Yes, there are lots of colorful animals in The Red Turtle, a gorgeous, animated family picture by first-time director Michaël Dudok de Wit, which has picked up an Oscar nomination for best animated feature.
But if you go to the theater expecting Zootopia or Finding Dory, you're going to be sorely disappointed.
Coproduced by France's Wild Bunch and Japan's famed Studio Ghibli, The Red Turtle is an anti-Hollywood cartoon that bucks just about every convention that studios such as Disney and Pixar rely upon to make their pictures easy-to-swallow morsels of cultural fast food.
For one thing, the 80-minute feature doesn't have any catchy songs. There will be no sing-alongs at this film.
Nor does The Red Turtle have any funny jokes or witty one-liners. There are no memorable catchphrases, rhyming raps, pop culture-stuffed riffs, or soliloquies.
There are no words at all.
Set on a tiny, deserted island in the middle of a vast ocean, The Red Turtle is essentially silent.
The sparse, playful score by composer Laurent Perez del Mar (The Sweeney: Paris; Zarafa) is unobtrusive, almost invisible.

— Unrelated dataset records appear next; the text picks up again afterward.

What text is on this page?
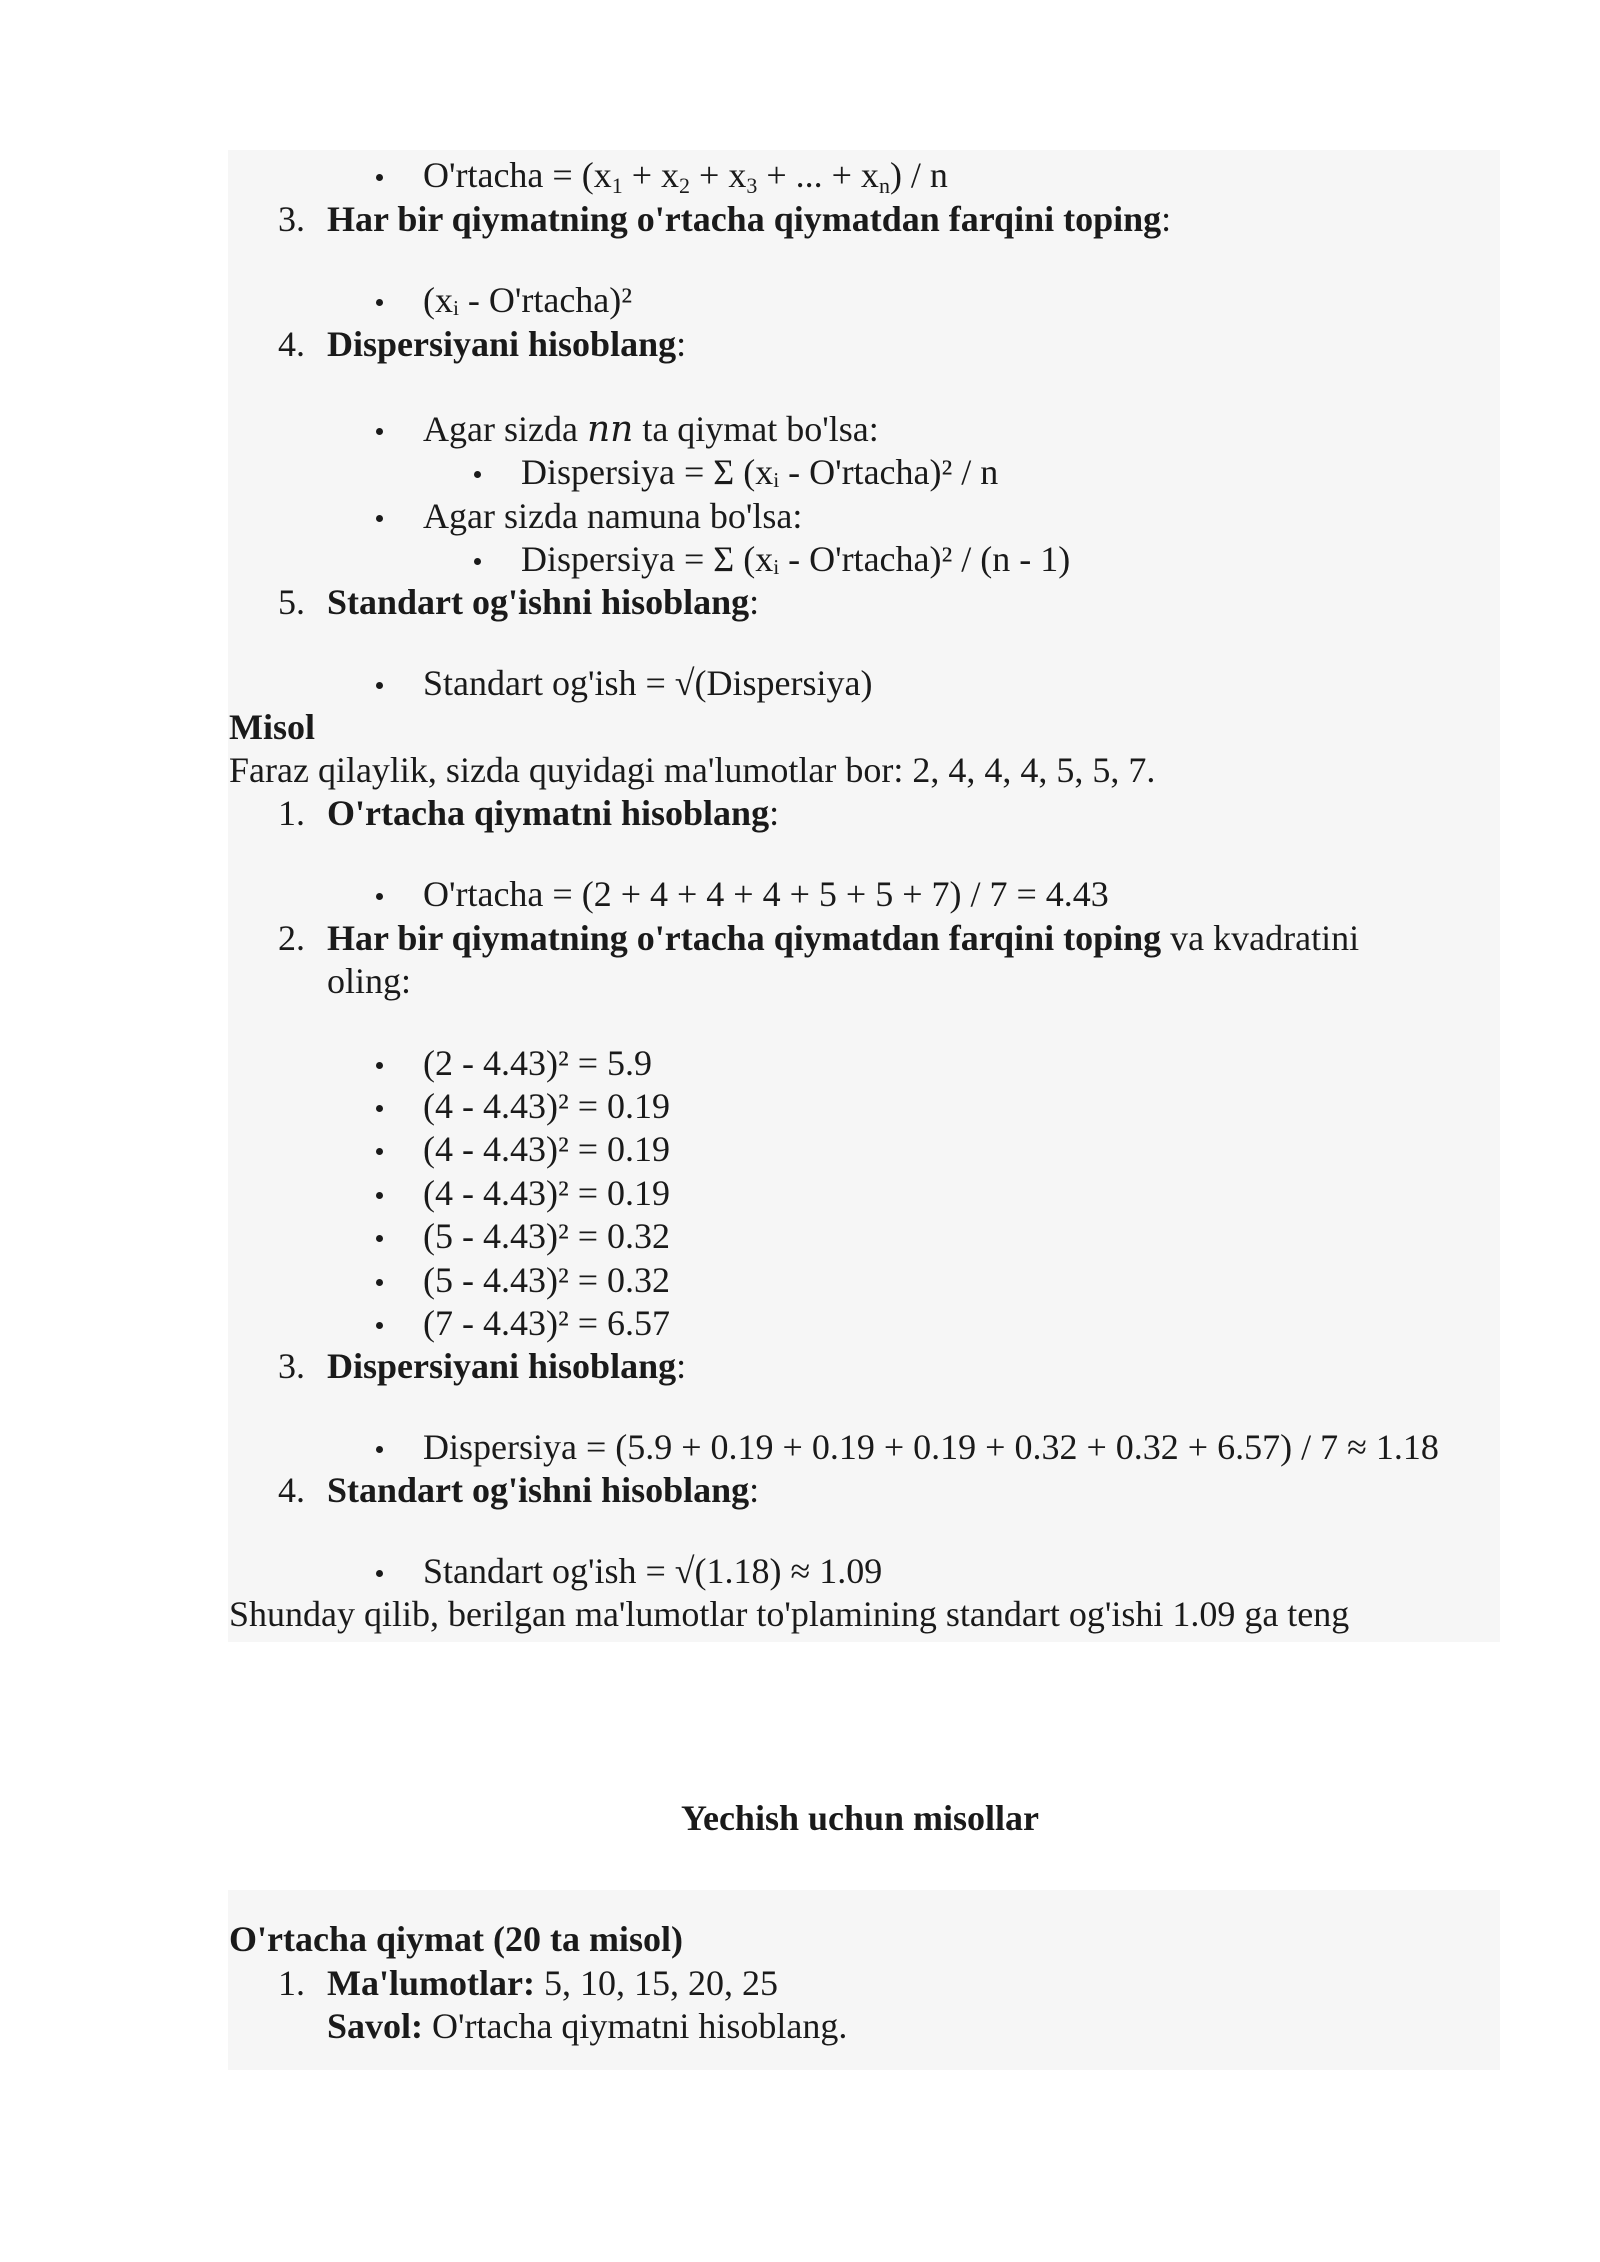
O'rtacha = ($x_1 + x_2 + x_3$ + ... + $x_n$) / n
3. Har bir qiymatning o'rtacha qiymatdan farqini toping:
(xᵢ - O'rtacha)²
4. Dispersiyani hisoblang:
Agar sizda nn ta qiymat bo'lsa:
Dispersiya = Σ (xᵢ - O'rtacha)² / n
Agar sizda namuna bo'lsa:
Dispersiya = Σ (xᵢ - O'rtacha)² / (n - 1)
5. Standart og'ishni hisoblang:
Standart og'ish = √(Dispersiya)
Misol
Faraz qilaylik, sizda quyidagi ma'lumotlar bor: 2, 4, 4, 4, 5, 5, 7.
1. O'rtacha qiymatni hisoblang:
O'rtacha = (2 + 4 + 4 + 4 + 5 + 5 + 7) / 7 = 4.43
2. Har bir qiymatning o'rtacha qiymatdan farqini toping va kvadratini
oling:
(2 - 4.43)² = 5.9
(4 - 4.43)² = 0.19
(4 - 4.43)² = 0.19
(4 - 4.43)² = 0.19
(5 - 4.43)² = 0.32
(5 - 4.43)² = 0.32
(7 - 4.43)² = 6.57
3. Dispersiyani hisoblang:
Dispersiya = (5.9 + 0.19 + 0.19 + 0.19 + 0.32 + 0.32 + 6.57) / 7 ≈ 1.18
4. Standart og'ishni hisoblang:
Standart og'ish = √(1.18) ≈ 1.09
Shunday qilib, berilgan ma'lumotlar to'plamining standart og'ishi 1.09 ga teng
Yechish uchun misollar
O'rtacha qiymat (20 ta misol)
1. Ma'lumotlar: 5, 10, 15, 20, 25
Savol: O'rtacha qiymatni hisoblang.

We do get the occasional sounds of nature doing its thing: There are bird cries, waves crashing on a beach or breaking on rocks. And once in a while, there's a groan or a shout from the story's three human characters.
The Red Turtle is so still, it will be a real shock to behold for viewers used to the frenetic, busy pace of overpackaged Hollywood cartoons.
The story is simple, illogical, mysterious, strange, and, of course, very, very sparse.
Drawn in the lovely ligne claire style of cartooning pioneered by Tintin creator Hergé, The Red Turtle is about the life of a young man who becomes marooned on an island.
Desperate to get back to his life, he builds a rather sophisticated raft and sets off, only to meet disaster when his raft is smashed up by a large sea animal. The man tries several times to escape the island, only to end up back on the beach. When he discovers the attacker is a large red sea turtle, he attacks it with all his might.
The man's fate changes radically when he tries to atone for the violence he inflicted on the animal.
Magically, the island gives him a companion, a beautiful red-haired women. Their life together takes up the rest of the film's brief running time. They swim and they fish, they eat and they make love. They have a son. They take him swimming and fishing. Decades pass.
I expected there'd be more to the story: that the couple would build a hut or a house, that he'd teach her his language, that she would show him her customs.
Nothing like that ever disturbs the story's strange harmony, which is decidedly preverbal, precivilized, and in a great many ways, nonhuman. The life lived by the people in this film seems so alien to us because they live in direct contact with their environment without any mediation from language, technology, clothing, watches, cars, or any of the other trappings of civilization.